Key words: Chest CT, lung neoplasms, segmentation, computer-aided diagnosis (CAD), radiation dose

Introduction

Chest computed tomography (CT) is the modality of choice to determine the size of a pulmonary mass or of pulmonary nodules in case of metastatic disease. In most cases, nodule size is still determined by the one-dimensional diameter measurement according to the established criteria.1 However, since the majority of pulmonary nodules are not perfectly spherical, volumetric measurement is preferable to diameter measurements for accurate determination of nodule size. In vitro segmentation analysis of artificial nodules rendered excellent results in terms of interobserver and interscan variability.24 In these studies, interscan variability was defined as the difference in nodule volume between two consecutive CT scans. Interobserver variability was found to be larger for in vivo volume measurements of pulmonary nodules compared to in vitro phantom studies.5 It has been suggested that the accuracy of volume measurements in vivo strongly depends on the size, location, and in particular, nodule morphology. Closer evaluation of factors that might, however, influence segmentation results besides morphology and location is desirable. In this context, the effect of technical aspects such as CT image compression, reconstruction kernel, CT scanner technology, or observer training levels for computer-assisted lung nodule volumetry has been evaluated in vivo and ex vivo, respectively.611

Thin-slice low-dose CT was not only found to be sufficient for the detection of pulmonary nodules and, hence, for the early diagnosis of lung cancer12,13 but was also used to study nodule volumetry. Nodule volumetry and interobserver variability has been evaluated using screening CT datasets acquired in low-dose technique at 30 mAs.14 Wormanns et al. analyzed interscan variability of nodule segmentation using dual-scan data acquired at low dose with 20 effective mAs.15 Goodman et al. performed an interscan analysis comparing nodule volumes determined on three consecutive CT scans, however, using 200–400 mAs for data acquisition.16 The assessment of lesion growth is the major indication for follow-up imaging in low-dose CT screening trials or using routine chest CT. Since adequate size determination and, hence, assessment of lesion growth are considered to be assessed more sensitively with volume than with the diameter measurements, there is clinical need for reproducible volume measurements across different dose levels.

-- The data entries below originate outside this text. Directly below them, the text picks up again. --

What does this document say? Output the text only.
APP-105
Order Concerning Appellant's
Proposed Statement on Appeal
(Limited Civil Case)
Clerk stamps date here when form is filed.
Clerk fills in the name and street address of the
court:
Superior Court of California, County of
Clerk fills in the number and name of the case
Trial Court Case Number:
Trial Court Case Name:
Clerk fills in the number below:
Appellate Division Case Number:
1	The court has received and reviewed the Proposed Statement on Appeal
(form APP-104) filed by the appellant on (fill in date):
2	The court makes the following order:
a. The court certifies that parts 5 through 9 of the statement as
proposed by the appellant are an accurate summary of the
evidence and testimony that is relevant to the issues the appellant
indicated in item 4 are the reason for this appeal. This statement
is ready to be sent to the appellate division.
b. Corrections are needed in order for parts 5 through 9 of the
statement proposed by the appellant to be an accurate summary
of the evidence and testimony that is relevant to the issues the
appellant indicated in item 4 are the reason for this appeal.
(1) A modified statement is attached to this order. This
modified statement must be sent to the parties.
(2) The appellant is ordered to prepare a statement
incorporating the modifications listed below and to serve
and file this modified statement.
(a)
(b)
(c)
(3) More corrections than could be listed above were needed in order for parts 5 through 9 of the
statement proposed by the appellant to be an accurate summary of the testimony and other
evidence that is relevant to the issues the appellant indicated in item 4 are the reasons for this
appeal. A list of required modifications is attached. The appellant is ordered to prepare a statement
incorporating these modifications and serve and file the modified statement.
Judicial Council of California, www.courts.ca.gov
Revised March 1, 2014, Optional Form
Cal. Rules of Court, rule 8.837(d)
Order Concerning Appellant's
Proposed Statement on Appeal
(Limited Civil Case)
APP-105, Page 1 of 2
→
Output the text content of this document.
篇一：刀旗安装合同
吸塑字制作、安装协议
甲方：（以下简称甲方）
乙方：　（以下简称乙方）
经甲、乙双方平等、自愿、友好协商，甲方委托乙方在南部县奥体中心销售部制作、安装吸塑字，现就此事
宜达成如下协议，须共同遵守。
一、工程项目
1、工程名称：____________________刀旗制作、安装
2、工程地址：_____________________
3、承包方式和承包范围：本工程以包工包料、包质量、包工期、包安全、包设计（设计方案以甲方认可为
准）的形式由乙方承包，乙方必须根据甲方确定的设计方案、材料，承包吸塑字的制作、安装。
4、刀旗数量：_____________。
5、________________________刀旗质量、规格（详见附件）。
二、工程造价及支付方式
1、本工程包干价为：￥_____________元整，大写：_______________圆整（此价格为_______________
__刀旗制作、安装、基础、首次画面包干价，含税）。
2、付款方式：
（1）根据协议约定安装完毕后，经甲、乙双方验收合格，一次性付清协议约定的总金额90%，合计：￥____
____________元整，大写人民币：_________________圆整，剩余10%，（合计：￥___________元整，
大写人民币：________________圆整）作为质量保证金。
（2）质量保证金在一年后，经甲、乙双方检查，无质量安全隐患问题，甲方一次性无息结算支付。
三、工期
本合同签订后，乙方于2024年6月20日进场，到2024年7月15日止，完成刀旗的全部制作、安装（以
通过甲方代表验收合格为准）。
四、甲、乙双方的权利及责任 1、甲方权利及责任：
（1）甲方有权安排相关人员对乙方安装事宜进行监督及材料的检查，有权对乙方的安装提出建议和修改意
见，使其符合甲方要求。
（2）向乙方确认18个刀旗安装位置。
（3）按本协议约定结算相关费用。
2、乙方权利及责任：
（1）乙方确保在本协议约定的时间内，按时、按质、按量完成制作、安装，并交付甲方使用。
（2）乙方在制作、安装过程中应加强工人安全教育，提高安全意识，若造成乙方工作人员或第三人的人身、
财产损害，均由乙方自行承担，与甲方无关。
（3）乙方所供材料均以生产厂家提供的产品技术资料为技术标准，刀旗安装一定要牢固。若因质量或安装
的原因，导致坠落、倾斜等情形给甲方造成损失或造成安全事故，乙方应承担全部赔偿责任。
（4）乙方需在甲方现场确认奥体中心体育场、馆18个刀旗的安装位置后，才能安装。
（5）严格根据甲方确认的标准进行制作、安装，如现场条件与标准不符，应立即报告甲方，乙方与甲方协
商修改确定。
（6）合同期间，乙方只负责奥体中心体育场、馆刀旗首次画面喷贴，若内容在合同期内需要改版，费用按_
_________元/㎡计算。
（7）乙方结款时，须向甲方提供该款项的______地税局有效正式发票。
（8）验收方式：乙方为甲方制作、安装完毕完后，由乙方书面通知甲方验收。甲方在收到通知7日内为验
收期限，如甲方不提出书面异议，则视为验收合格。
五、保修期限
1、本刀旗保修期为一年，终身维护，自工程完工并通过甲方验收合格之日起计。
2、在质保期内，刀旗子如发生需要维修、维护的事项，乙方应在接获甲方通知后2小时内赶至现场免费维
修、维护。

To our knowledge, no in vivo study has been performed to evaluate the impact of dose reduction and, hence, increased image noise on the intrascan and interscan variability of lung nodule volume measurements using a semiautomated segmentation software. Thus, the purpose of the present study was to compare volume measurements of pulmonary nodules using CT data acquired at ultralow dose (ULD-CT) and, consecutively, at standard dose (SD-CT).

Materials and Methods

Study Population and Design

Chest CT datasets of 20 patients (12 females and eight males) were retrospectively analyzed. Patients were examined between March 2004 and May 2005 and retrospectively selected for the present study. In this period, CT data had been acquired in a previously conducted prospective study in which ULD-CT imaging was investigated. Indications for multislice computed tomography (MSCT) had been staging of an extrathoracic primary carcinoma or restaging in case of previously detected lung metastases. Other indications had been suspicious roundish opacities on chest radiograph or suspected pulmonary malignancies in chronic obstructive lung disease. Included were 20 consecutive patients with one or more solid pulmonary nodules reported with a diameter of 3 mm or more. Patients with metastatic disease had been diagnosed with primary lung cancer or metastatic spread of soft tissue sarcoma, cancer of the thyroid gland, and renal cell carcinoma. Exclusion criteria were significant alterations of the lung parenchyma like ground-glass opacities or fibrosis. Two patients had negligible discrete focal overinflation of the lung parenchyma due to low-grade emphysema associated with chronic obstructive pulmonary disease. Two hundred two solid pulmonary nodules were included in the final analysis. Included were only solid nodules including nodules with contact to pleura and vessels. Nodules were spherical as well as nonspherical and irregularly shaped. The number of pulmonary nodules per patient ranged from one to 46 nodules (mean number per patient = 10.2; median number per patient = 6.5).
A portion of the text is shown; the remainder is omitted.